Maggi found she had to brace herself to keep from leaning toward the window. “Explain what?”
“The cocky attitude.”
“I don’t have a cocky attitude,” she informed him. “I just know what I’m capable of and, since you’re my partner, I wanted you to know, too,” she added quickly before he could accuse her of showing off.
“You shouldn’t have put yourself out.”
Turning her head, she caught him sparing her a glance. She couldn’t fathom what was in his eyes. “Why?”
“Because you’re not going to be my partner for that long.”
Guess again, Cavanaugh. “You know something I don’t?”
Arriving at the station, he pulled into his spot and stopped the car. Sure shot or not, someone who looked like her didn’t belong out in the field. It was like waving a red flag in front of every nut case in the area who wanted to get his rocks off. The sooner she wasn’t his responsibility, the better.
Patrick got out, slamming the door. “Yeah, I know how long people in your position last, on the average.” He took the front stairs to the entrance quickly, then paused at the door. She was right behind him.
Maggi grinned up at him as she walked through the door he held open for her. “Haven’t you noticed, Cavanaugh? I’m not average.”
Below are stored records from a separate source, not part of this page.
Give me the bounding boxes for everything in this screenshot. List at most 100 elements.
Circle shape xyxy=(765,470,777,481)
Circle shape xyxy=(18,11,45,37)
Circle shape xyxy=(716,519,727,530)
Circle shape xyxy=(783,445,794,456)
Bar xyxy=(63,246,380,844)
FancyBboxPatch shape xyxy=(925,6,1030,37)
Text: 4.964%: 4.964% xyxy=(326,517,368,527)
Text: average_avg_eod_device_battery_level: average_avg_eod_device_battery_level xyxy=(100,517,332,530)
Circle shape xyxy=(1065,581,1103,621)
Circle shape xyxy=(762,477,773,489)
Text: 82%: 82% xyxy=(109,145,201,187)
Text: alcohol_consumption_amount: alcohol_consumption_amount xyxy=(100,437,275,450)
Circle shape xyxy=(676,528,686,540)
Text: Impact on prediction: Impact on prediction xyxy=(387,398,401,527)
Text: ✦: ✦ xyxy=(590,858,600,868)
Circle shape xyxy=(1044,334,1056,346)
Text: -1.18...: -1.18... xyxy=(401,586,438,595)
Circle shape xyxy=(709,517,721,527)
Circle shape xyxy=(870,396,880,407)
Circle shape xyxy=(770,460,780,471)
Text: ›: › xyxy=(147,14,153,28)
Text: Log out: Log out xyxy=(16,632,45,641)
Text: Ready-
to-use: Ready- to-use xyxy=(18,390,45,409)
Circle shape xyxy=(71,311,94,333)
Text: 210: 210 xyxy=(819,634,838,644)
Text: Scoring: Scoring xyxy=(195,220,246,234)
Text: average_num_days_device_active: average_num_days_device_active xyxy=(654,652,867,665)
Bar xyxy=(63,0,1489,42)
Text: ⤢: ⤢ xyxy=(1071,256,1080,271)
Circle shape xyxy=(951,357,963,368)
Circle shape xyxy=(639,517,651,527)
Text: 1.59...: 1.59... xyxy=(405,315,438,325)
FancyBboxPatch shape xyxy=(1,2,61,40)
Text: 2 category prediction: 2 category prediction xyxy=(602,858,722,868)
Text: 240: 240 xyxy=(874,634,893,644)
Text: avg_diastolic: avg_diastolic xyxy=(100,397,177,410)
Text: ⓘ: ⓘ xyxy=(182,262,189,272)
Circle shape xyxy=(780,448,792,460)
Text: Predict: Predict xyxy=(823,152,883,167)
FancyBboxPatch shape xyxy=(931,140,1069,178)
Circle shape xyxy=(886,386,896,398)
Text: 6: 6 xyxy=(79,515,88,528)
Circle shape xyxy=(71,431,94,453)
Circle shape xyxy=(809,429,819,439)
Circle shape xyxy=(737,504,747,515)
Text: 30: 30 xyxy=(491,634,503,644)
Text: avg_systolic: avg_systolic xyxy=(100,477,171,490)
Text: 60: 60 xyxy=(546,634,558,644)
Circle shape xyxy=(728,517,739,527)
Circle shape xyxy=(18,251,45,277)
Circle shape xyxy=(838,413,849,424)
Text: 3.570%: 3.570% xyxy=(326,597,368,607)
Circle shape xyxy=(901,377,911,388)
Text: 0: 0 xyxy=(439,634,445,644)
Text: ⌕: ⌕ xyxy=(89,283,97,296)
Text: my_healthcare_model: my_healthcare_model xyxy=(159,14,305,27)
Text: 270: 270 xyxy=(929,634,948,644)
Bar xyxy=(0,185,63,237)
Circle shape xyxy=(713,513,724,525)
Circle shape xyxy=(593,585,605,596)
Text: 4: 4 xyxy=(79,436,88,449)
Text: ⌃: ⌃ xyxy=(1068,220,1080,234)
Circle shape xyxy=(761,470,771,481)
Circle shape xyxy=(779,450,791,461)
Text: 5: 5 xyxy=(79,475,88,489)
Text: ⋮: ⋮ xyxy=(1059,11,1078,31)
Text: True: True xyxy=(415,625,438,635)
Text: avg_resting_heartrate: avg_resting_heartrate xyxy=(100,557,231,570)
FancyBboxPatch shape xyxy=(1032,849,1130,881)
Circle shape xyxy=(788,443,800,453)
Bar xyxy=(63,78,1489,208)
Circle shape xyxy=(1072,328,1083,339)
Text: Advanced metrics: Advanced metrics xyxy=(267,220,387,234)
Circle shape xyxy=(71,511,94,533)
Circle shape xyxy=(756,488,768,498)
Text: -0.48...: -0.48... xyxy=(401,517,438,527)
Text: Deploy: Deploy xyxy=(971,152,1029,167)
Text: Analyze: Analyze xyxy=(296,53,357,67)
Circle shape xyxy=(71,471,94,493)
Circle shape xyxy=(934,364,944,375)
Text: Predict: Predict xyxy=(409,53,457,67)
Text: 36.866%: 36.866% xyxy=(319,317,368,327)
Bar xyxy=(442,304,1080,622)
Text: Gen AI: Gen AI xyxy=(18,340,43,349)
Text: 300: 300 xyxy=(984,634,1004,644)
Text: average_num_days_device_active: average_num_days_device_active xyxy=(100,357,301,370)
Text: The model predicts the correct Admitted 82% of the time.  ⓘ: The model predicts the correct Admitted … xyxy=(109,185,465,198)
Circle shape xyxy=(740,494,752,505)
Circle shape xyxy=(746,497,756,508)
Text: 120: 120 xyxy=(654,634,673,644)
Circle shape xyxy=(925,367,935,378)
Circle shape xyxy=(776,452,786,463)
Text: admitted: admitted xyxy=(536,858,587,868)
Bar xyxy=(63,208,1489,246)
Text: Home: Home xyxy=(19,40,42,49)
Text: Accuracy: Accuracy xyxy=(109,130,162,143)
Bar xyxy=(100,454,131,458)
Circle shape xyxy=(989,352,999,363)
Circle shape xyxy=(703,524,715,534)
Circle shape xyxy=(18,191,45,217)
Yeah, he thought as he followed her inside the building, that’s just the trouble, I’ve noticed.
“Definitely died before she went into the water,” the medical examiner, Dr. Stanley Ochoa, informed them with the slightly monotonous voice of a man who had been at his job too long.
Maggi couldn’t help looking at the young woman on the table, stripped of her dignity and her clothes, every secret exposed except her identity and why she’d died.